Menurut pemerhati hukum Luak 50 itu, sebenarnya gaya hidup mewah dan hedon di kalangan keluarga pejabat ini sudah terjadi sejak dulu. Hanya saja, mereka tidak menyebarkannya ke publik.
Belakangan, karena kecanggihan dunia digital, gaya hidup mewah dan hedon yang mereka dokumentasikan itu disebar di media sosial dan menjadi viral. Para netizen pun pasti mempertanyakan asal usul kekayaan sang suami yaitu Wakil Ketua DPRD Limapuluh Kota.
Jelas ini salah mereka sendiri. Istilahnya menjadi bumerang. Mereka memajang di medsos saat beli emas dan hal ini terkesan menunjukkan gaya hidup mewah dan perilaku ini akan berdampak kepada karir sang suami.
“Kita berharap agar perilaku istri pejabat yang terkesan pamer di media sosial ini yang terakhir di Kabupaten Limapuluh Kota. Meskipun secara aturan tidak ada menyalahi namun etikanya tentu tak baik di situasi saat ini,” beber Jefri.
Sebelumnya diberitakan, saat masyarakat menyoroti sang suami baru saja mendapatkan Mobil Dinas (Mobil Dinas Baru) dalam keadaan efisiensi anggaran yang telah ditetapkan pemerintah pusat, namun 3 Pimpinan DPRD Kabupaten Limapuluh Kota malah mendapatkan mobil dinas baru, yaitu 2 Unit Mobnas (BA 7 C dan BA 8 C) untuk 2 Wakil Ketua DPRD malah sudah dipamerkan dan digunakan 2 Pimpinan, sementara untuk BA 3 sedang proses.
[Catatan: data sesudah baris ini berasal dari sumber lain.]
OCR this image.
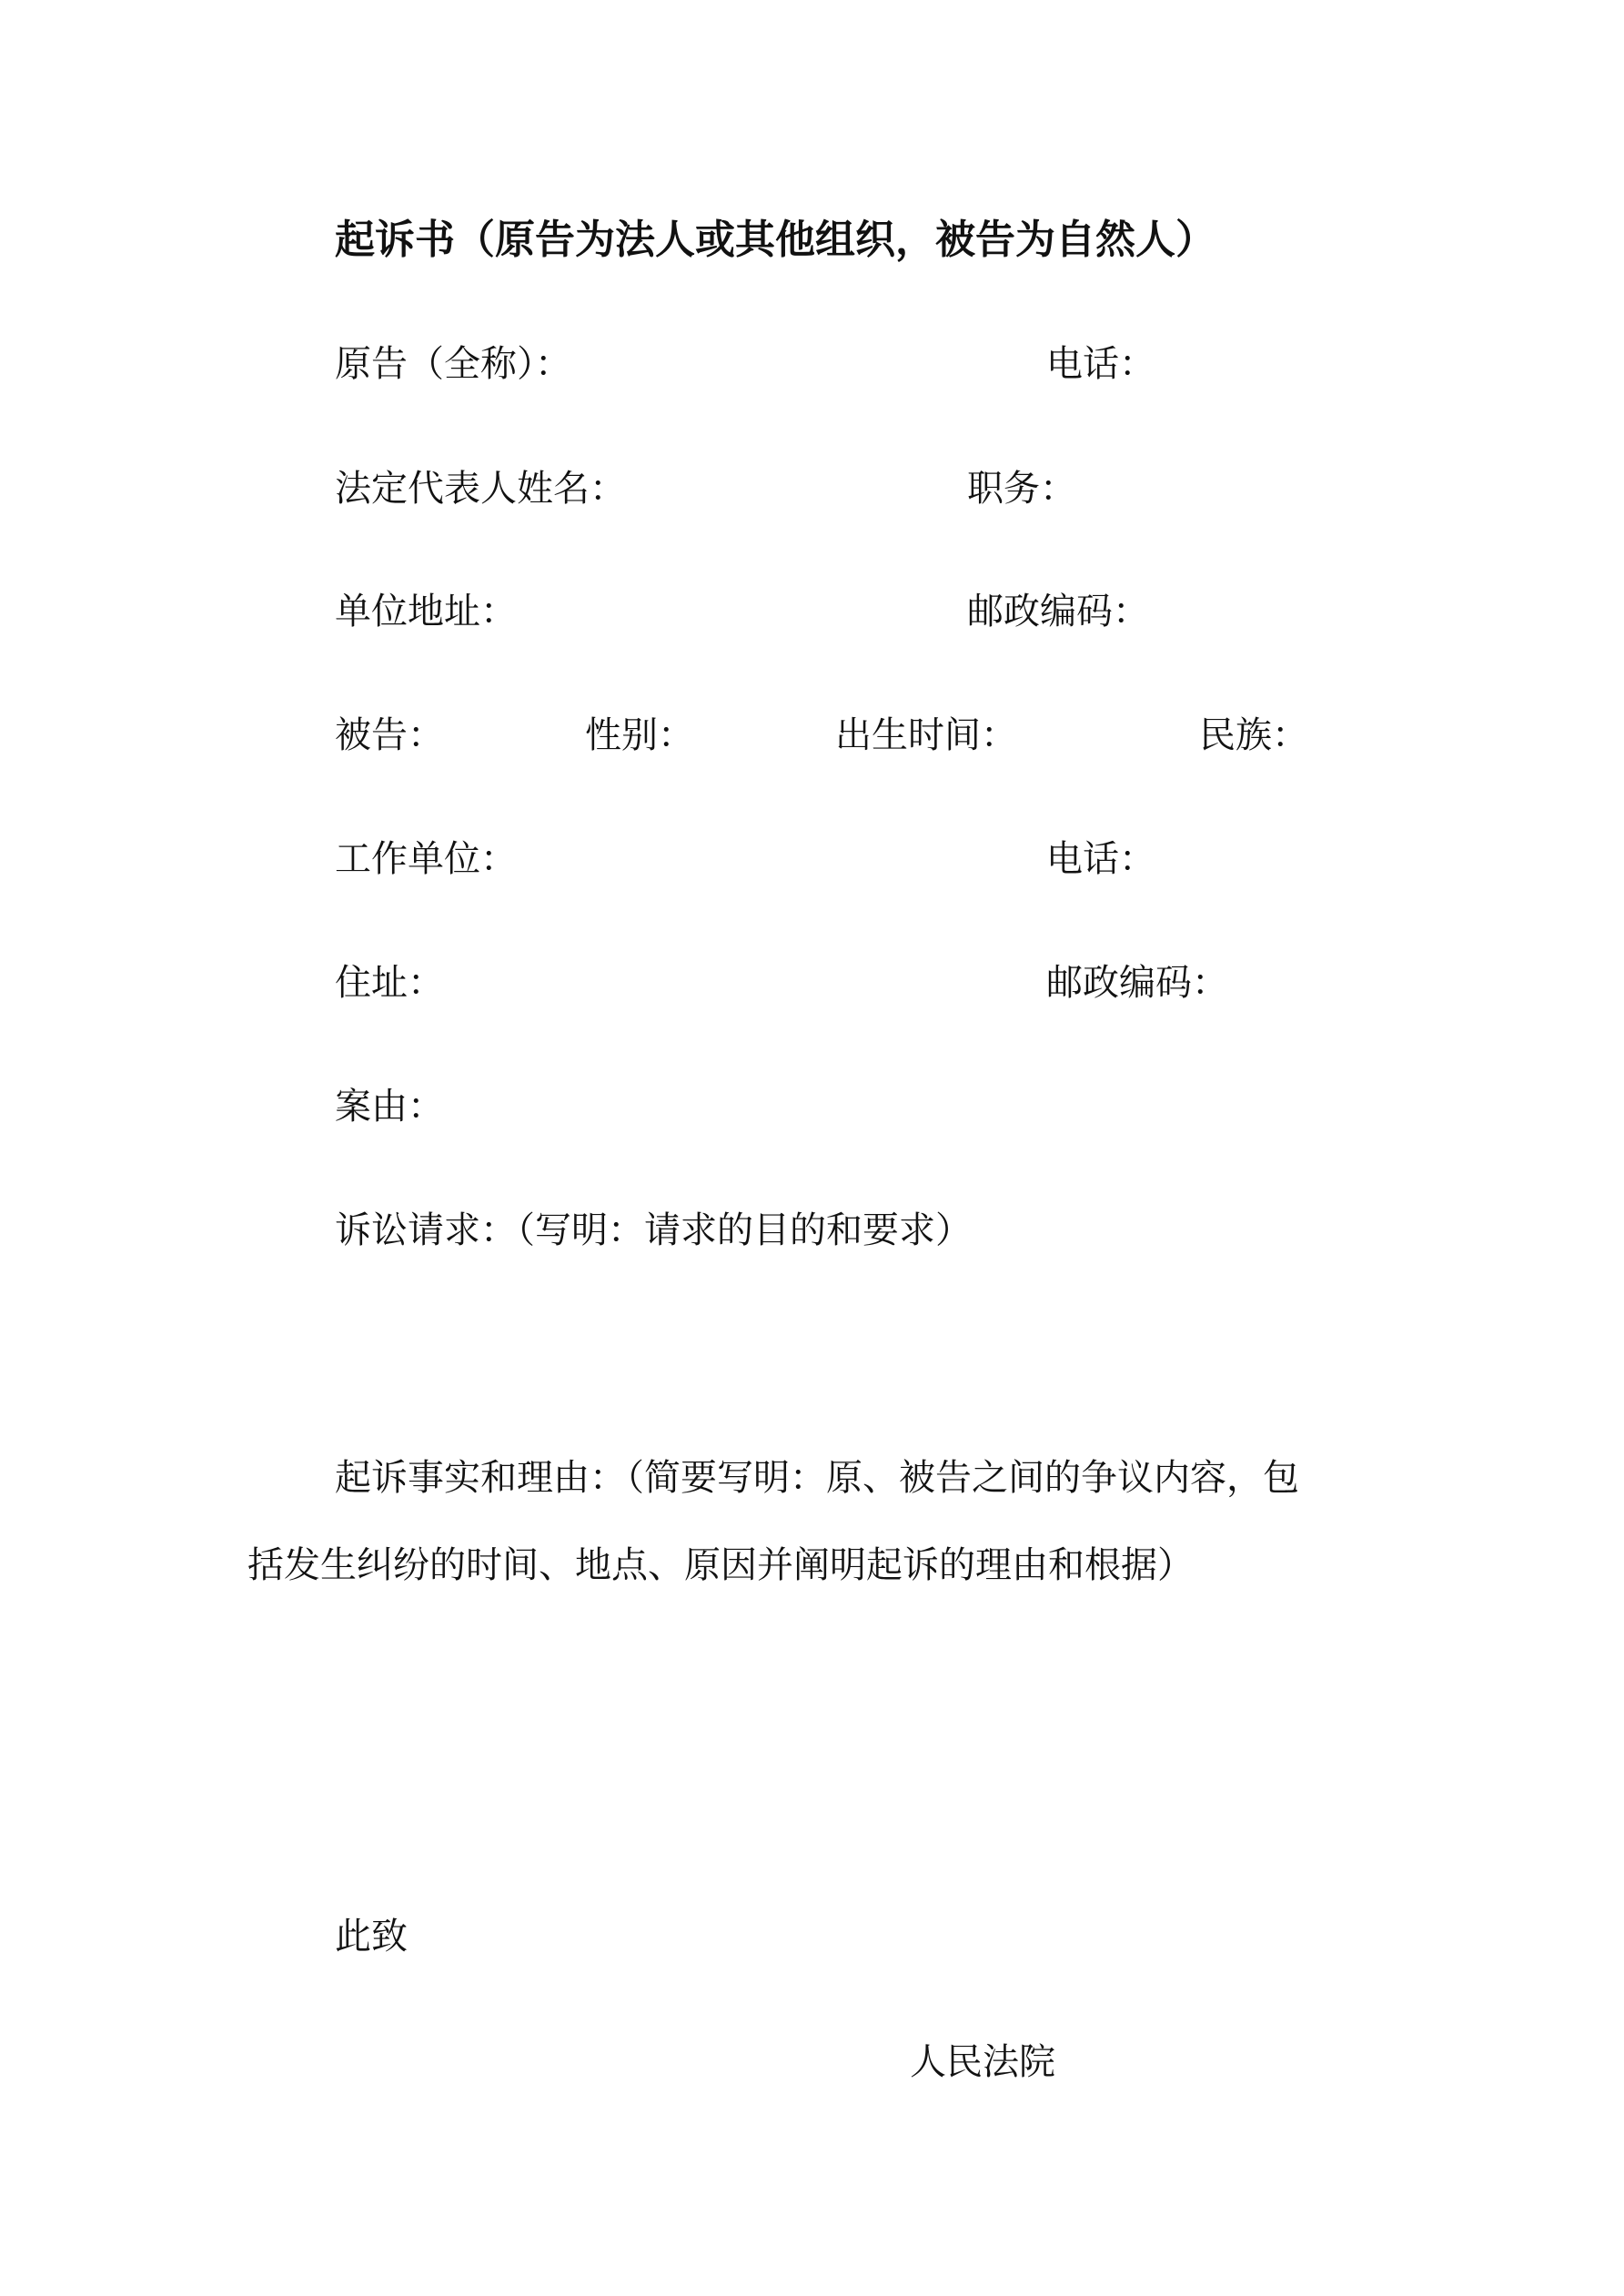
起诉书（原告为法人或其他组织，被告为自然人）
原告（全称）：	电话：
法定代表人姓名：	职务：
单位地址：	邮政编码：
被告：	性别：	出生时间：	民族：
工作单位：	电话：
住址：	邮政编码：
案由：
诉讼请求：（写明：请求的目的和要求）
起诉事实和理由：（简要写明：原、被告之间的争议内容，包
括发生纠纷的时间、地点、原因并阐明起诉的理由和根据）
此致
人民法院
Penggunanya 2 Wakil Ketua DPRD Limapuluh Kota, Alia Efendi (Nasdem) dan M. Fadhil Akbar (PKS). 2 Mobil tersebut dibeli dari APBD 50 Kota TA 2025 senilai Rp. 1.280.000.400.
Alia Efendi, Wakil Ketua DPRD Limapuluh Kota saat dikonfirmasi wartawan di ruang kerjanya membenarkan pengadaan Mobil Dinas untuk 2 Pimpinan (Wakil Ketua) DPRD itu sudah diterima.
Senada dengan Wakil Ketua DPRD, Sekretaris Dewan Piddria Pala juga mengatakan, 2 unit mobil dinas baru milik wakil ketua sudah dibeli, sementara untuk Ketua DPRD sedang proses pembelian,” katanya singkat saja.